3 Responses to “How Developers Get their Way”

  1. Tom Kinnear says:

    Well said Sandy….You have hit the nail on the head…..They love those Slapp
    suits…..and it takes a lot to fight them…..an unscrupulous developer will
    stop at nothing to get his/her way!
    be well

    Tom

  2. Anna Romano says:

    It’s all about policy, policy, policy. The Ontario Homebuilder’s Assoc. is the voice of land development and they know how to impact provincial legislation, regulation and policies.

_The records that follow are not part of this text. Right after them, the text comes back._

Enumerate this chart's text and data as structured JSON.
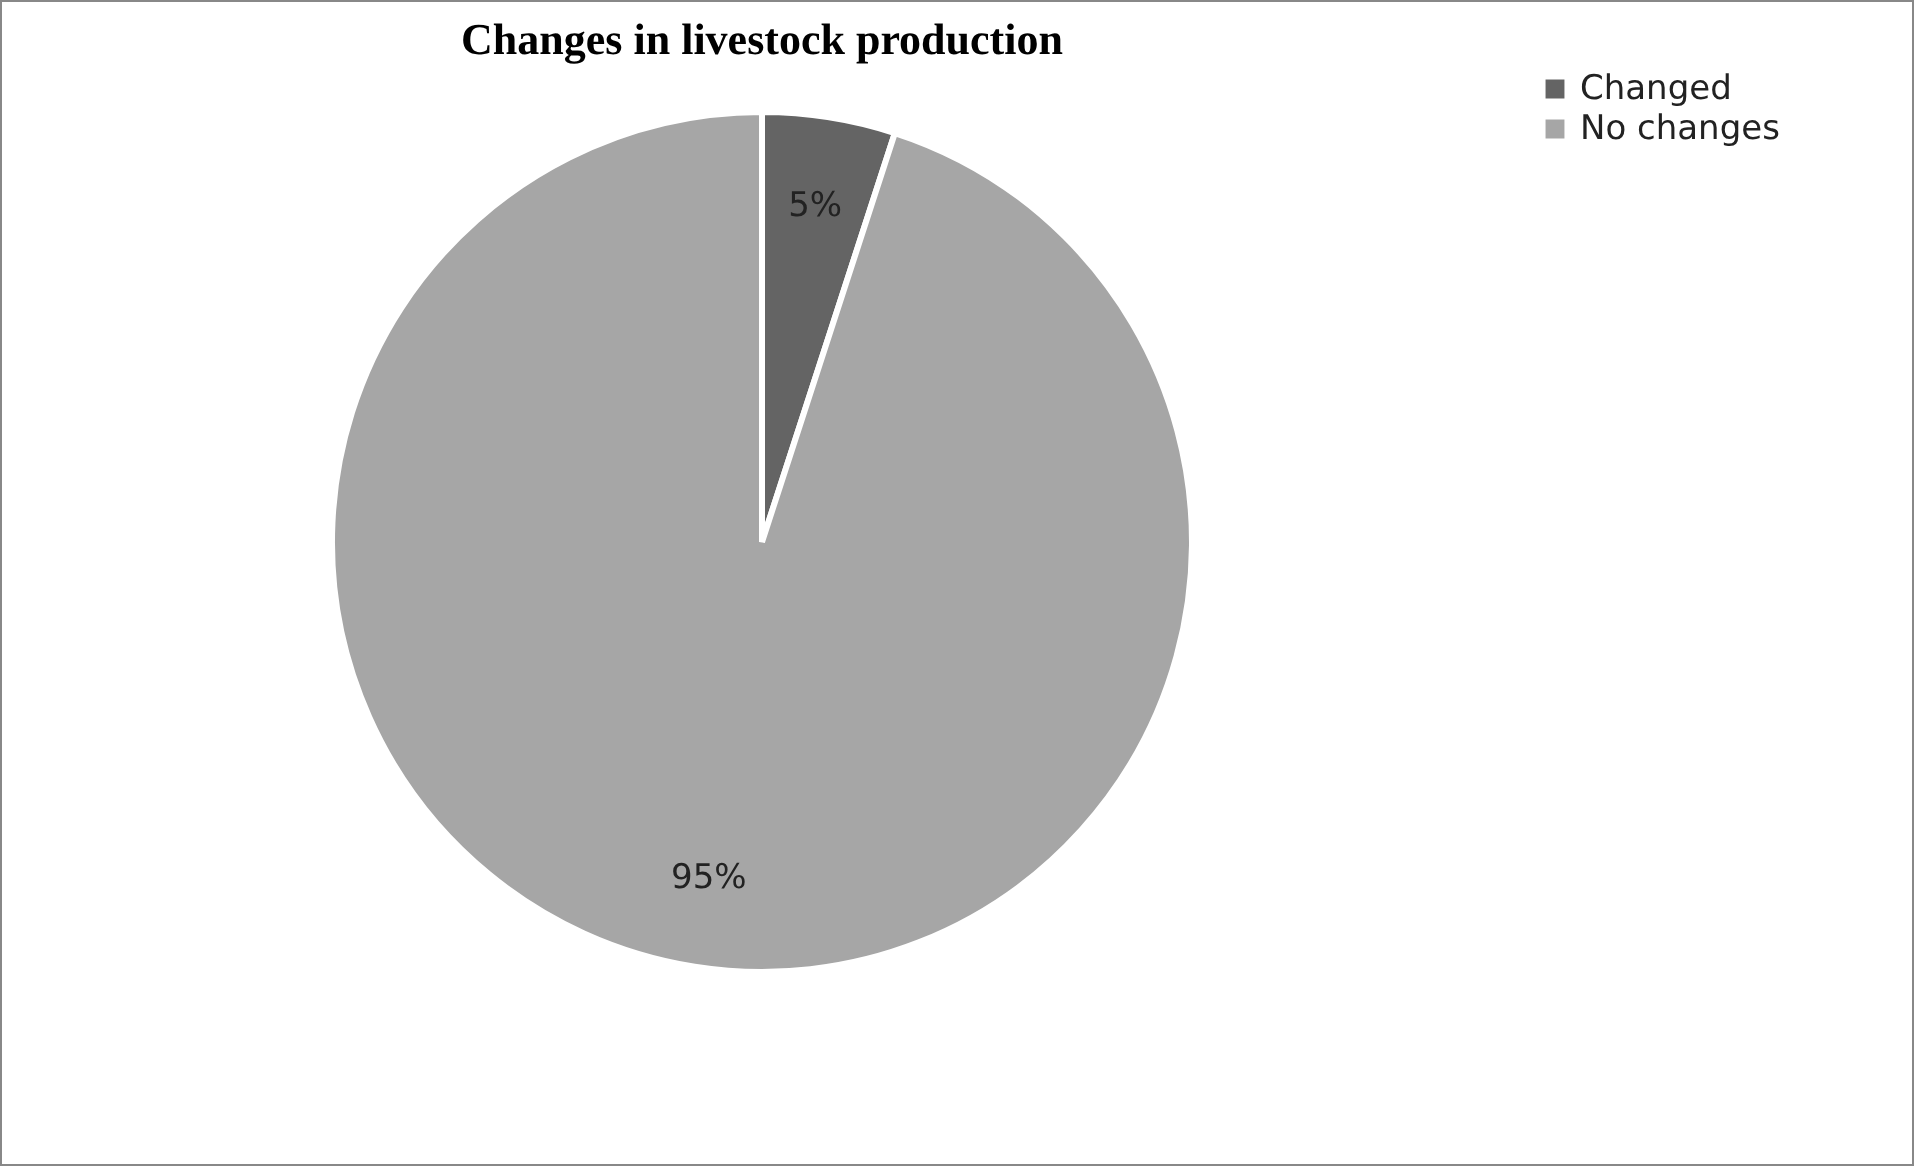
{
  "chart_data": {
    "type": "pie",
    "title": "Changes in livestock production",
    "categories": [
      "Changed",
      "No changes"
    ],
    "values": [
      5,
      95
    ],
    "colors": [
      "#646464",
      "#a6a6a6"
    ],
    "value_labels": [
      "5%",
      "95%"
    ],
    "legend": "right"
  }
}
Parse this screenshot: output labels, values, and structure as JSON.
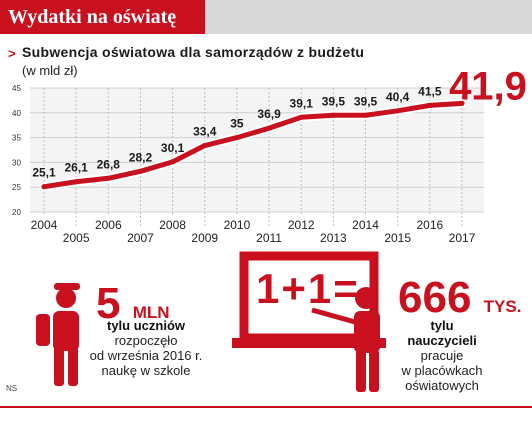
{
  "header": {
    "title": "Wydatki na oświatę"
  },
  "chart_data": {
    "type": "line",
    "title": "Subwencja oświatowa dla samorządów z budżetu",
    "unit_label": "(w mld zł)",
    "x": [
      2004,
      2005,
      2006,
      2007,
      2008,
      2009,
      2010,
      2011,
      2012,
      2013,
      2014,
      2015,
      2016,
      2017
    ],
    "x_labels": [
      "2004",
      "2005",
      "2006",
      "2007",
      "2008",
      "2009",
      "2010",
      "2011",
      "2012",
      "2013",
      "2014",
      "2015",
      "2016",
      "2017"
    ],
    "values": [
      25.1,
      26.1,
      26.8,
      28.2,
      30.1,
      33.4,
      35,
      36.9,
      39.1,
      39.5,
      39.5,
      40.4,
      41.5,
      41.9
    ],
    "value_labels": [
      "25,1",
      "26,1",
      "26,8",
      "28,2",
      "30,1",
      "33,4",
      "35",
      "36,9",
      "39,1",
      "39,5",
      "39,5",
      "40,4",
      "41,5",
      "41,9"
    ],
    "ylim": [
      20,
      45
    ],
    "yticks": [
      20,
      25,
      30,
      35,
      40,
      45
    ],
    "ytick_labels": [
      "20",
      "25",
      "30",
      "35",
      "40",
      "45"
    ],
    "grid": true,
    "line_color": "#c8101e",
    "highlight_color": "#c8101e"
  },
  "students": {
    "big": "5",
    "unit": "MLN",
    "bold": "tylu uczniów",
    "lines": [
      "rozpoczęło",
      "od września 2016 r.",
      "naukę w szkole"
    ]
  },
  "teachers": {
    "big": "666",
    "unit": "TYS.",
    "bold_lines": [
      "tylu",
      "nauczycieli"
    ],
    "lines": [
      "pracuje",
      "w placówkach",
      "oświatowych"
    ]
  },
  "board": {
    "text": "1+1="
  },
  "footer": {
    "source": "NS"
  },
  "colors": {
    "accent": "#c8101e",
    "band": "#d9d9d9"
  }
}
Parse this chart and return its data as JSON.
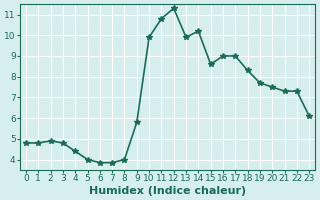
{
  "x": [
    0,
    1,
    2,
    3,
    4,
    5,
    6,
    7,
    8,
    9,
    10,
    11,
    12,
    13,
    14,
    15,
    16,
    17,
    18,
    19,
    20,
    21,
    22,
    23
  ],
  "y": [
    4.8,
    4.8,
    4.9,
    4.8,
    4.4,
    4.0,
    3.85,
    3.85,
    4.0,
    5.8,
    9.9,
    10.8,
    11.3,
    9.9,
    10.2,
    8.6,
    9.0,
    9.0,
    8.3,
    7.7,
    7.5,
    7.3,
    7.3,
    6.1
  ],
  "line_color": "#1a6b5a",
  "marker": "*",
  "marker_size": 4,
  "bg_color": "#d6eeee",
  "grid_color": "#ffffff",
  "xlabel": "Humidex (Indice chaleur)",
  "xlim": [
    -0.5,
    23.5
  ],
  "ylim": [
    3.5,
    11.5
  ],
  "yticks": [
    4,
    5,
    6,
    7,
    8,
    9,
    10,
    11
  ],
  "xticks": [
    0,
    1,
    2,
    3,
    4,
    5,
    6,
    7,
    8,
    9,
    10,
    11,
    12,
    13,
    14,
    15,
    16,
    17,
    18,
    19,
    20,
    21,
    22,
    23
  ],
  "tick_label_size": 6.5,
  "xlabel_size": 8,
  "line_width": 1.2
}
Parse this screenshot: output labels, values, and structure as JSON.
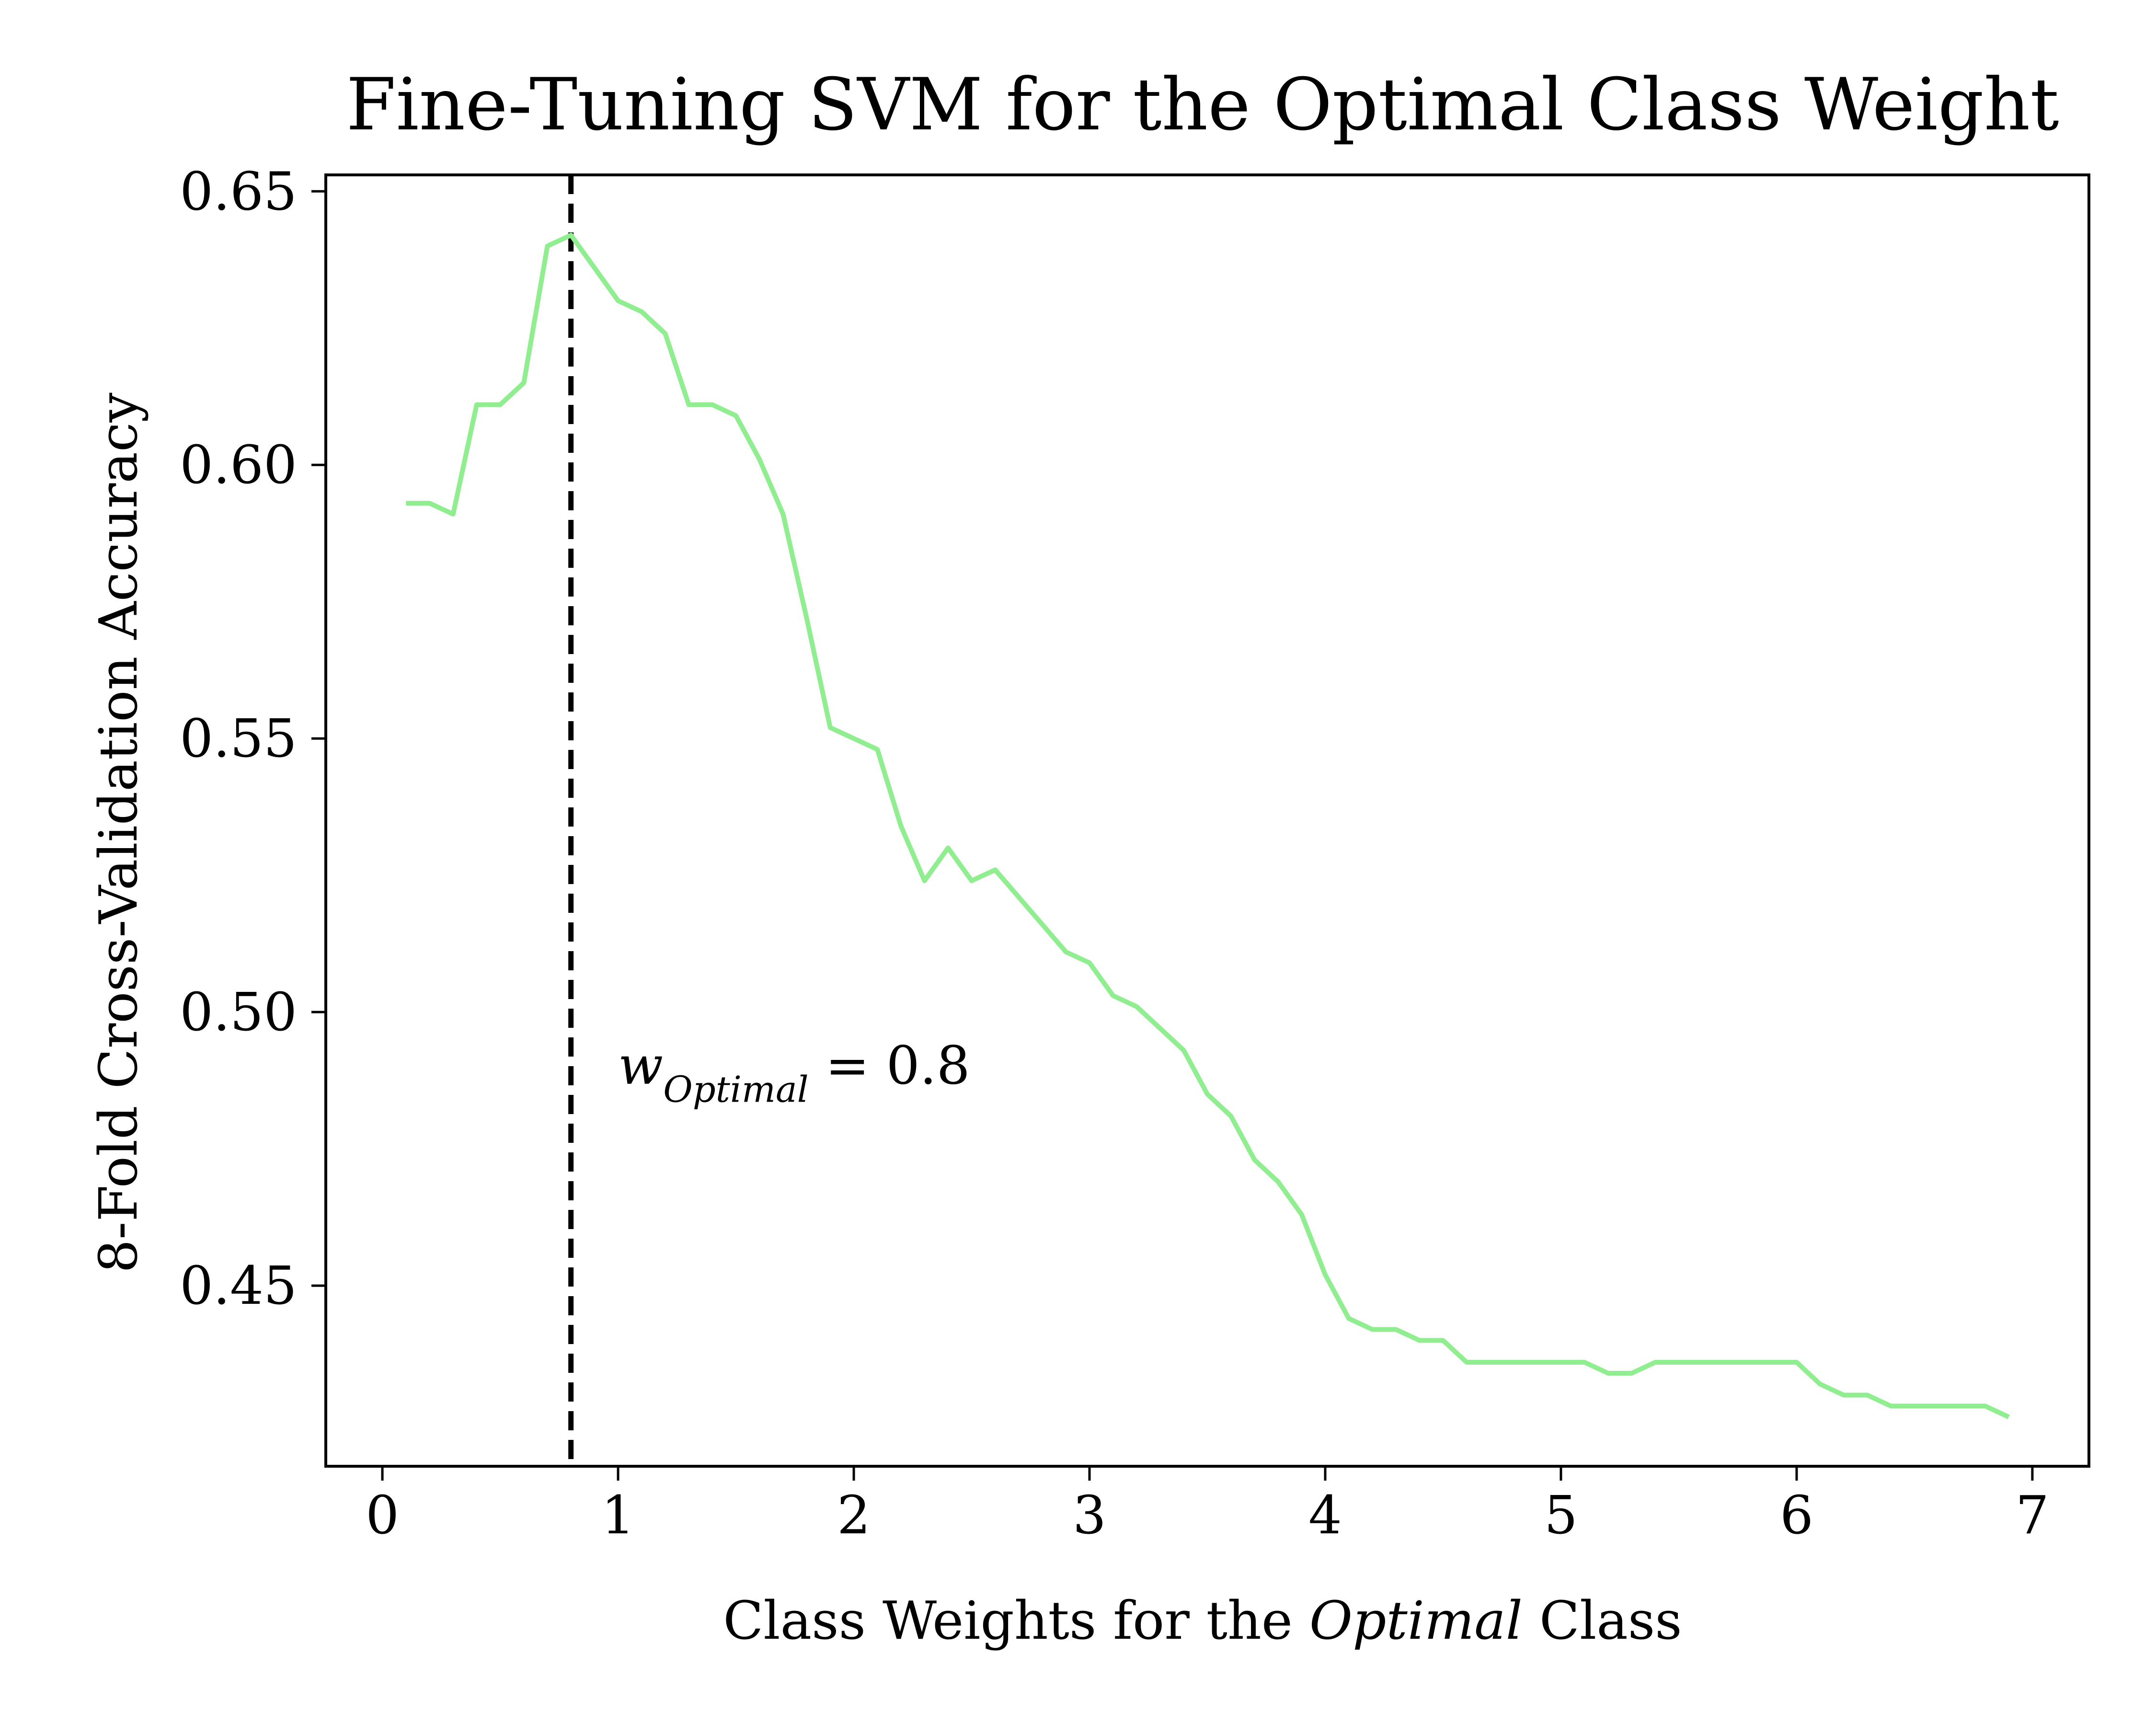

    “OHBA has consistently expressed concern that NIMBYism and local political opposition to intensification is a major obstacle to Growth Plan implementation, There are many examples of NIMBYism that acts as a barrier to achieving provincial planning objectives played out almost daily across the region seen in places as wide ranging as urban communities in Toronto, suburban communities in Brampton and more rural communities in Simcoe County. In some cases, local politics have undermined provincial objectives resulting in both under-zoning and in come cases even down-zoning to satisfy vocal community activists. The province must undertake a more active role to change the conversation around intensification and through long-term education efforts, support a cultural shift where the public will better understand why intensification is occurring.
    OHBA has consistently advocated for better alignment of public policy through resolutions passed at our AMM and at a number of significant provincial consultations over the past few years…”
    (2015 submission to McMeekin and Mauro – Co-ordinated Review)

  3. Anna Romano says:

    On the point of speculation and land grabbing, we need to acknowledge the attractiveness of investing in Canadian farmland which in turn results in the shifting ownership of Canada’s farmland from farm families to investment companies.
    “Canadian farmers risk losing the very land needed to produce our food.
    Younger farmers cannot afford to buy land and many are reluctant to take on the risks of high debt loads.
    Globally, state-owned sovereign wealth funds seek productive farmland outside of their borders to produce food for their own populations, while private investors seek to buy farmland as a safe way to store their wealth and obtain rent income as they wait for food price increases they expect to result from the twin pressures of climate instability and population growth.
    The current policy environment systemically pushes farmers out of business by promoting unaffordable land prices, even-higher farm debt loads, and the concentration of land ownership in fewer hands. With an agricultural model that requires fewer farmers, there is less space for new farmers to occupy. Handing land, skills and knowledge from one generation to the next – an age-old cultural process – is being replaced with a system of financial transactions – a commercial process – that shifts control over land to absentee landlords, investors and lenders and shifts the work of farming to tenants and/or transient, seasonal workers.”
    Losing Our Grip, 2015
    The National Farmers Union recommended that Canada and its provinces and territories develop policies, programs, laws and regulations re. land ownership, protection of farmland for agricultural use, farm financing and farm debt that will promote farmer autonomy and land ownership in the hand of producers.
    Perhaps we should revisit the eight National Farmers Union Recommendations as measures to achieve farmer autonomy and control.